The United States on Thursday targeted 10 individuals in a new round of sanctions aimed at containing Russian influence in the Western Balkans, the U.S. Treasury said.
The Treasury also imposed sanctions on 20 entities, including 11 based in Russia, in line with executive orders related to the Western Balkans and Russia, according to a Treasury website.
The Western Balkans-related sanctions are the latest imposed by the United States on politicians, other individuals and organizations designed to contain Russian efforts to prevent the region's integration into international institutions, the Treasury said.
The sanctions freeze all property and other assets those targeted have in the United States or are controlled by U.S. citizens and generally prohibit Americans from doing business with them.
Those hit with sanctions are individuals from Serbia, Bosnia and Herzegovina, Montenegro and North Macedonia.
They include Savo Cvijetinovic, a senior official of the political party led by Milorad Dodik, the pro-Russia leader of Republika Srpska, or R.S., the Serb-dominated half of Bosnia and Herzegovina.
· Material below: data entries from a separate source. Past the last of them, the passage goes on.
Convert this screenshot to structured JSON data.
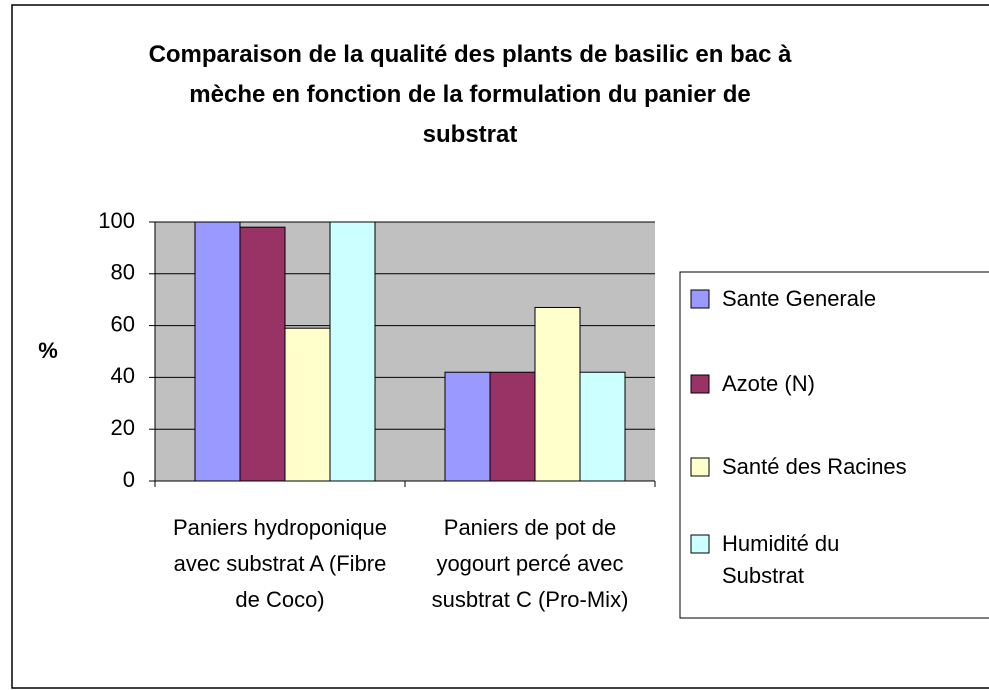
{
  "chart_data": {
    "type": "bar",
    "title": "Comparaison de la qualité des plants de basilic en bac à mèche en fonction de la formulation du panier de substrat",
    "ylabel": "%",
    "categories": [
      "Paniers hydroponique avec substrat A (Fibre de Coco)",
      "Paniers de pot de yogourt percé avec susbtrat C (Pro-Mix)"
    ],
    "series": [
      {
        "name": "Sante Generale",
        "color": "#9999ff",
        "values": [
          100,
          42
        ]
      },
      {
        "name": "Azote (N)",
        "color": "#993366",
        "values": [
          98,
          42
        ]
      },
      {
        "name": "Santé des Racines",
        "color": "#ffffcc",
        "values": [
          59,
          67
        ]
      },
      {
        "name": "Humidité du Substrat",
        "color": "#ccffff",
        "values": [
          100,
          42
        ]
      }
    ],
    "ylim": [
      0,
      100
    ],
    "yticks": [
      0,
      20,
      40,
      60,
      80,
      100
    ],
    "grid": true,
    "legend": "right"
  }
}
Dodik already is under U.S. sanctions for alleged corruption and promoting the secession of the Serb Republic.
Cvijetinovic is the R.S. representative of a firm owned by a former Russian Air Force deputy chief that 'facilitated the illegal transfer' of Ukrainian-made helicopter engines to Russia, the statement said.
Cvijetinovic told Bosnian Serb news agency SRNA that he suspected the U.S. sanctions were politically motivated, and that the company he represented has legal business with Ukraine and Russia. He said it had supplied spare engine parts, rather than engines.
Also targeted was Petar Djokic, Dodik's minister of industry, energy and mining, who signed an agreement with a Croatian counterpart to build a pipeline from Croatia to a Russia-owned refinery in the Serb Republic.
Djokic's Socialist Party said in a statement that the sanctions were 'the biggest strike' against the accords that ended the 1992-95 Bosnia war 'and the future cooperation and dialogue' in the country.
Dodik's Moscow representative, Dusko Perovic, was sanctioned for lobbying for meetings between Dodik and Russian President Vladimir Putin, serving as a go-between for the Serb Republic government and an unidentified Russian billionaire and working for two of the billionaire's firms, Treasury said.
Perovic told SRNA he was not involved in any business in Russia and said that his main duty was to lobby for the R.S. and Dodik, and 'if this is a sin for Americans ... I have no objections.'
In 2022, Dodik said the United States was accusing him of corruption despite the absence of any criminal proceeding against him.